There is a reason why women are heavily represented in the church today and throughout history. For all the human failings that crop up from time to time, women acknowledged as equal before God. “Jesus’s valuing of women in unmistakable. In a culture in which women were devalues and often exploited, it underscores their equal status before God and his desire for personal relationship with them.” (p. 138)
Paul puts it succinctly in Gal. 3:26-29: So in Christ Jesus you are all children of God through faith, for all of you who were baptized into Christ have clothed yourselves with Christ. There is neither Jew nor Gentile, neither slave nor free, nor is there male and female, for you are all one in Christ Jesus. If you belong to Christ, then you are Abraham’s seed, and heirs according to the promise.
This is powerful stuff.
But then we come to marriage. Here Rebecca and I part ways, slightly. This isn’t surprising in a book published by Crossway and TGC. She looks at Ephesians 5:21-33 (below) and focuses on the metaphor. “Ultimately, my marriage isn’t about me and my husband any more than Romeo and Juliet is about the actors playing the title roles.” (p. 140) and later “Ephesians 5 grounds our roles in marriage not on gendered psychology but on Christ-centered theology.” (p. 141) Here is the point as I paraphrase it – when we play our proper roles in marriage we are enacting the metaphor and mirroring God to the world. Women submit as to God and husbands love as Christ.

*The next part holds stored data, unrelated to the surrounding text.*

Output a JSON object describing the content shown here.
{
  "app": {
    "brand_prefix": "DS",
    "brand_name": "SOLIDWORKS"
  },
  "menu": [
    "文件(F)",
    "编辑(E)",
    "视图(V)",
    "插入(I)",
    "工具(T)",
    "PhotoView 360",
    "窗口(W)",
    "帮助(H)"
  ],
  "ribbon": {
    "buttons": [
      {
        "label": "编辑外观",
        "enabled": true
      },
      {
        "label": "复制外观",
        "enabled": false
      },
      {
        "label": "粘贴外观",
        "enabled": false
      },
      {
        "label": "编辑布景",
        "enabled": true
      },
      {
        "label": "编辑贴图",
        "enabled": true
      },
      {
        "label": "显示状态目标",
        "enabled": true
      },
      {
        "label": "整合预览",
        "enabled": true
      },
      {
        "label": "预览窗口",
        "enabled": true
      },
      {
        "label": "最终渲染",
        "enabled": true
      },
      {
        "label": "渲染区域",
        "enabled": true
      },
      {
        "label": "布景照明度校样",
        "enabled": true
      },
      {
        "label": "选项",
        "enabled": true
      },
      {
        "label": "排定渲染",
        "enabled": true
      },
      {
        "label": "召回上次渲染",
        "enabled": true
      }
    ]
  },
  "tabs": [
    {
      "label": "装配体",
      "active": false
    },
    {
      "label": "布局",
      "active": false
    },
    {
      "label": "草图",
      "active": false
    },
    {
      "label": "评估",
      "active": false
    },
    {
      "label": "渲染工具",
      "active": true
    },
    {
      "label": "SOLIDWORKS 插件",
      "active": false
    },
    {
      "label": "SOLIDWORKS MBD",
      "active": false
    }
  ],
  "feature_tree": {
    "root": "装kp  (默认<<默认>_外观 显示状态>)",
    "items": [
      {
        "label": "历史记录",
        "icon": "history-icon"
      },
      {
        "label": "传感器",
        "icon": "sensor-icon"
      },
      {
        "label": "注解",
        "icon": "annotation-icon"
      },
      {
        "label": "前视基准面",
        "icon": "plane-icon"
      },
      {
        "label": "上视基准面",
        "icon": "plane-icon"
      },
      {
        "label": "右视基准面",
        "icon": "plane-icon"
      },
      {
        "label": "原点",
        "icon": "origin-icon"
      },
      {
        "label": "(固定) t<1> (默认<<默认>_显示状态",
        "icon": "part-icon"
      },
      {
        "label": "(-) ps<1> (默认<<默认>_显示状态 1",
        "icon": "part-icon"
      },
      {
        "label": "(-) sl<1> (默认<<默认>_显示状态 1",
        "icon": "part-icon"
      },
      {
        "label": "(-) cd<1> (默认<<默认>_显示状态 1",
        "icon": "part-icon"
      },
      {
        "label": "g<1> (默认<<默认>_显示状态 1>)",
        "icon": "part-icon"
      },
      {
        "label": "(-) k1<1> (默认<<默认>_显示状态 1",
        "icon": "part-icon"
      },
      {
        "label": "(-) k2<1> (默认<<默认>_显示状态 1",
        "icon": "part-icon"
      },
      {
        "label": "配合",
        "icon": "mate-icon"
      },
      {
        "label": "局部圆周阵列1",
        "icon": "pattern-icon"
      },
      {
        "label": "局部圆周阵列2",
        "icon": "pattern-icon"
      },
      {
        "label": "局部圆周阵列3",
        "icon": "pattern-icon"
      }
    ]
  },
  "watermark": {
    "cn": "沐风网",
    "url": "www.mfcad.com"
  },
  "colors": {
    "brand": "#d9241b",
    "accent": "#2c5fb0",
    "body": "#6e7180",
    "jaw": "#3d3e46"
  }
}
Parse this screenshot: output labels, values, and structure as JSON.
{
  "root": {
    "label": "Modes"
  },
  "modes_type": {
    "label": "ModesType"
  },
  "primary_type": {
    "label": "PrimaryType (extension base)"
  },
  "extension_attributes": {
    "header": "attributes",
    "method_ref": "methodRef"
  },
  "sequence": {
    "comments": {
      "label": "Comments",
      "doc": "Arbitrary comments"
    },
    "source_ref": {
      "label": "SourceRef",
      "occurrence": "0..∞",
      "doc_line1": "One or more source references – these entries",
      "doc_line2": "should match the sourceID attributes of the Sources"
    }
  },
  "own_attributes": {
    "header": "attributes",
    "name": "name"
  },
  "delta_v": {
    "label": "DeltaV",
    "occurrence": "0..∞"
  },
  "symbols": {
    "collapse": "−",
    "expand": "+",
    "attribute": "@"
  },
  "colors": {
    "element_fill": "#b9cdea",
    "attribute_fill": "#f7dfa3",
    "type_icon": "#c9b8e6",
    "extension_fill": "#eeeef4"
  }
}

But read the passage below. Is this really about enacting a metaphor? I would suggest that the first line interprets the whole. It is about mutual submission in a partnership before God that revolutionizes relationships. Paul uses a metaphor that illustrates the truly revolutionary nature of our relationships in Christ. Throughout history, husbands have generally been the ones with power and have often exercised it for their own benefit and women have often resorted to nagging and subterfuge (a kind of revolt) to assert and strengthen their own positions. I rather expect that this was as true in the first century Greek and Roman world as at any other time in history. But in the Christian message this should all go out the window along with many other human failings. Positions of power should be exercised on behalf of the others involved, and this includes the husband’s role toward the wife. The socially acceptable practice of women gossiping about and undermining their husbands is no better than practice of autocratic authority.
Submit to one another out of reverence for Christ.

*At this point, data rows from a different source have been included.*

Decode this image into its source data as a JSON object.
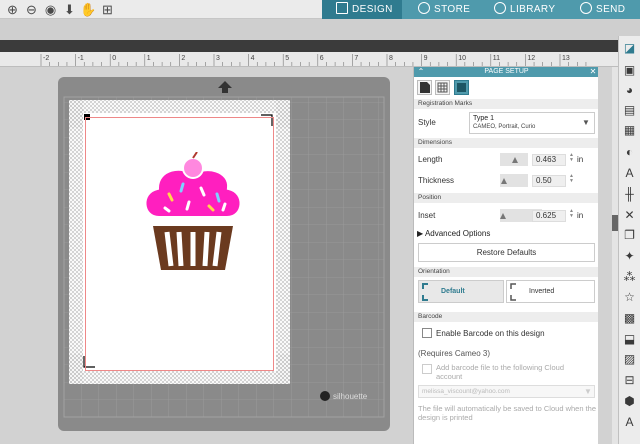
{
  "toolbar": {
    "icons": [
      "zoom-in-icon",
      "zoom-out-icon",
      "zoom-fit-icon",
      "move-down-icon",
      "pan-hand-icon",
      "fit-page-icon"
    ]
  },
  "tabs": {
    "design": "DESIGN",
    "store": "STORE",
    "library": "LIBRARY",
    "send": "SEND"
  },
  "ruler": {
    "labels": [
      "-2",
      "-1",
      "0",
      "1",
      "2",
      "3",
      "4",
      "5",
      "6",
      "7",
      "8",
      "9",
      "10",
      "11",
      "12",
      "13"
    ]
  },
  "mat": {
    "brand": "silhouette"
  },
  "panel": {
    "title": "PAGE SETUP",
    "registration": {
      "section": "Registration Marks",
      "style_label": "Style",
      "style_value": "Type 1",
      "style_desc": "CAMEO, Portrait, Curio"
    },
    "dimensions": {
      "section": "Dimensions",
      "length_label": "Length",
      "length_value": "0.463",
      "thickness_label": "Thickness",
      "thickness_value": "0.50",
      "unit": "in"
    },
    "position": {
      "section": "Position",
      "inset_label": "Inset",
      "inset_value": "0.625",
      "unit": "in"
    },
    "advanced": "Advanced Options",
    "restore": "Restore Defaults",
    "orientation": {
      "section": "Orientation",
      "default": "Default",
      "inverted": "Inverted"
    },
    "barcode": {
      "section": "Barcode",
      "enable": "Enable Barcode on this design",
      "requires": "(Requires Cameo 3)",
      "add_file": "Add barcode file to the following Cloud account",
      "email": "melissa_viscount@yahoo.com",
      "note": "The file will automatically be saved to Cloud when the design is printed"
    }
  },
  "colors": {
    "accent": "#4f9aac",
    "accent_dark": "#2f7b8f",
    "frosting": "#ff1fbf",
    "wrapper": "#6b3a1f",
    "cutline": "#ee8888"
  }
}
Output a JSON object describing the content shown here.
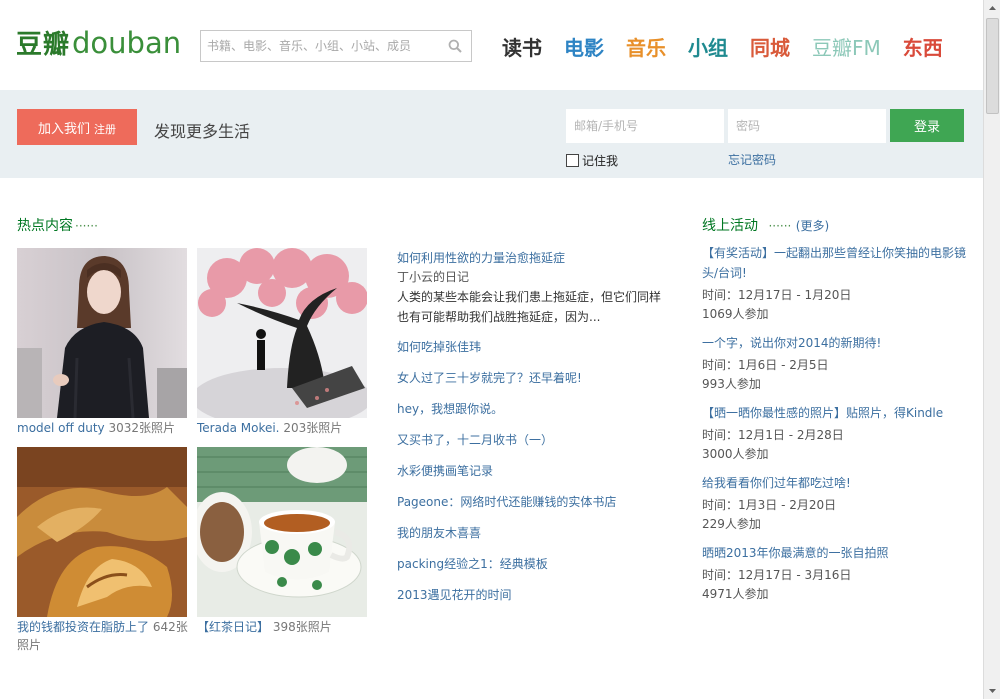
{
  "header": {
    "logo_cn": "豆瓣",
    "logo_en": "douban",
    "search_placeholder": "书籍、电影、音乐、小组、小站、成员",
    "nav": [
      {
        "label": "读书",
        "color": "#333333"
      },
      {
        "label": "电影",
        "color": "#2e84c4"
      },
      {
        "label": "音乐",
        "color": "#e8902a"
      },
      {
        "label": "小组",
        "color": "#1f8a90"
      },
      {
        "label": "同城",
        "color": "#d95a3a"
      },
      {
        "label": "豆瓣FM",
        "color": "#8cc8b8"
      },
      {
        "label": "东西",
        "color": "#d94a3a"
      }
    ]
  },
  "band": {
    "join_label": "加入我们",
    "join_sub": "注册",
    "tagline": "发现更多生活",
    "email_placeholder": "邮箱/手机号",
    "password_placeholder": "密码",
    "login_label": "登录",
    "remember_label": "记住我",
    "forgot_label": "忘记密码"
  },
  "hot": {
    "title": "热点内容",
    "dots": "······",
    "albums": [
      {
        "name": "model off duty",
        "count": "3032张照片"
      },
      {
        "name": "Terada Mokei.",
        "count": "203张照片"
      },
      {
        "name": "我的钱都投资在脂肪上了",
        "count": "642张照片"
      },
      {
        "name": "【红茶日记】",
        "count": "398张照片"
      }
    ],
    "featured": {
      "title": "如何利用性欲的力量治愈拖延症",
      "source": "丁小云的日记",
      "desc": "人类的某些本能会让我们患上拖延症，但它们同样也有可能帮助我们战胜拖延症，因为..."
    },
    "articles": [
      "如何吃掉张佳玮",
      "女人过了三十岁就完了？还早着呢!",
      "hey，我想跟你说。",
      "又买书了，十二月收书（一）",
      "水彩便携画笔记录",
      "Pageone：网络时代还能赚钱的实体书店",
      "我的朋友木喜喜",
      "packing经验之1：经典模板",
      "2013遇见花开的时间"
    ]
  },
  "events": {
    "title": "线上活动",
    "dots": "······",
    "more": "(更多)",
    "items": [
      {
        "title": "【有奖活动】一起翻出那些曾经让你笑抽的电影镜头/台词!",
        "time": "时间：12月17日 - 1月20日",
        "count": "1069人参加"
      },
      {
        "title": "一个字，说出你对2014的新期待!",
        "time": "时间：1月6日 - 2月5日",
        "count": "993人参加"
      },
      {
        "title": "【晒一晒你最性感的照片】贴照片，得Kindle",
        "time": "时间：12月1日 - 2月28日",
        "count": "3000人参加"
      },
      {
        "title": "给我看看你们过年都吃过啥!",
        "time": "时间：1月3日 - 2月20日",
        "count": "229人参加"
      },
      {
        "title": "晒晒2013年你最满意的一张自拍照",
        "time": "时间：12月17日 - 3月16日",
        "count": "4971人参加"
      }
    ]
  }
}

Wives, submit yourselves to your own husbands as you do to the Lord. For the husband is the head of the wife as Christ is the head of the church, his body, of which he is the Savior. Now as the church submits to Christ, so also wives should submit to their husbands in everything.
Husbands, love your wives, just as Christ loved the church and gave himself up for her …. In this same way, husbands ought to love their wives as their own bodies. He who loves his wife loves himself. … However, each one of you also must love his wife as he loves himself, and the wife must respect her husband.

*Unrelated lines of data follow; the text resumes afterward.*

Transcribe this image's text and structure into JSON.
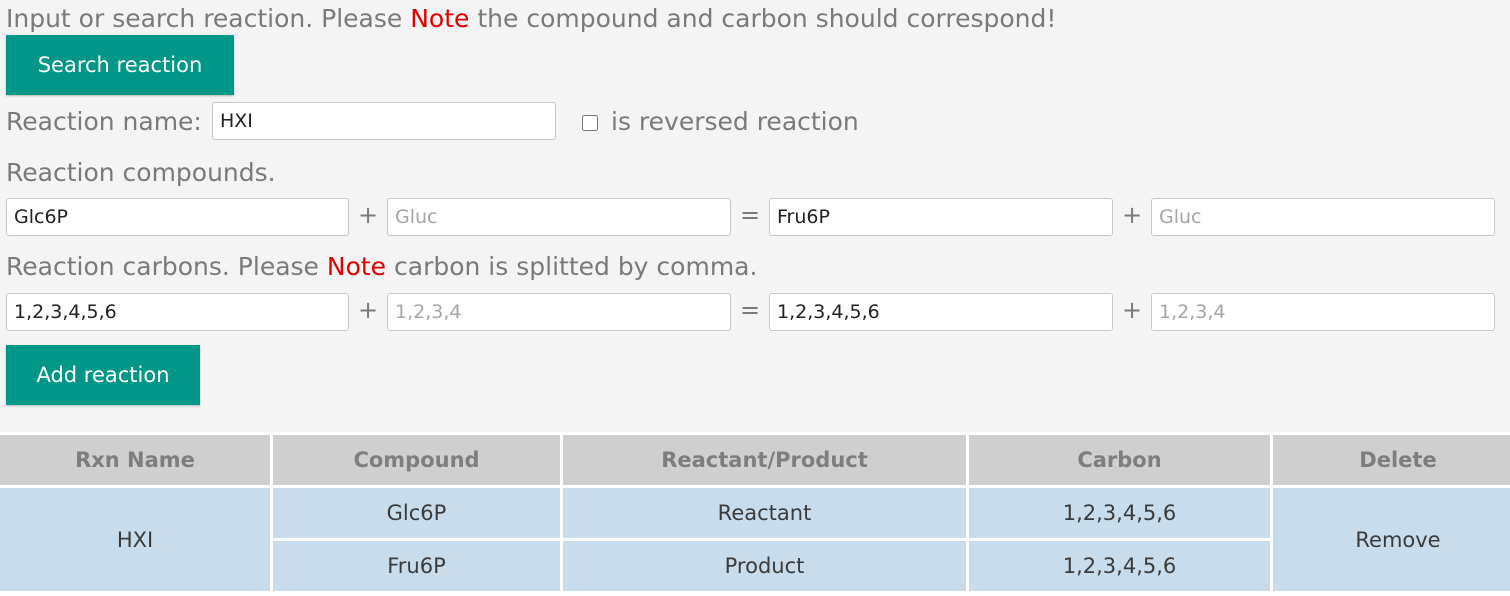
{
  "intro": {
    "before": "Input or search reaction. Please ",
    "note": "Note",
    "after": " the compound and carbon should correspond!"
  },
  "search_button": "Search reaction",
  "reaction_name": {
    "label": "Reaction name:",
    "value": "HXI"
  },
  "reversed": {
    "label": "is reversed reaction",
    "checked": false
  },
  "compounds": {
    "label": "Reaction compounds.",
    "reactant1": {
      "value": "Glc6P",
      "placeholder": ""
    },
    "reactant2": {
      "value": "",
      "placeholder": "Gluc"
    },
    "product1": {
      "value": "Fru6P",
      "placeholder": ""
    },
    "product2": {
      "value": "",
      "placeholder": "Gluc"
    }
  },
  "carbons": {
    "label_before": "Reaction carbons. Please ",
    "label_note": "Note",
    "label_after": " carbon is splitted by comma.",
    "reactant1": {
      "value": "1,2,3,4,5,6",
      "placeholder": ""
    },
    "reactant2": {
      "value": "",
      "placeholder": "1,2,3,4"
    },
    "product1": {
      "value": "1,2,3,4,5,6",
      "placeholder": ""
    },
    "product2": {
      "value": "",
      "placeholder": "1,2,3,4"
    }
  },
  "operators": {
    "plus": "+",
    "equals": "="
  },
  "add_button": "Add reaction",
  "table": {
    "headers": [
      "Rxn Name",
      "Compound",
      "Reactant/Product",
      "Carbon",
      "Delete"
    ],
    "reaction": "HXI",
    "rows": [
      {
        "compound": "Glc6P",
        "role": "Reactant",
        "carbon": "1,2,3,4,5,6"
      },
      {
        "compound": "Fru6P",
        "role": "Product",
        "carbon": "1,2,3,4,5,6"
      }
    ],
    "delete_label": "Remove"
  },
  "colors": {
    "accent": "#009688",
    "note": "#e00000",
    "cell": "#c8dceb",
    "header": "#cfcfcf"
  }
}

No mere human truly stands in the place of Christ. But we are all called to follow his lead. Marriage isn’t about authority and submission. When the topper question is “who gets the last word?” the focus is entirely wrong.
But on this Rebecca and I both agree. The command to follow Christ does not denigrate women, in fact it empowers and promotes women in ways that are more often than not revolutionary in the surrounding culture.
Much more could be said. Rebecca has a discussion of abortion and sexual freedom, both issues where Christianity is said to denigrate women. And she does not really touch on the questions surrounding women in ministry. But this is a good start.
Does Christianity denigrate women?
What do you think of the marriage metaphor?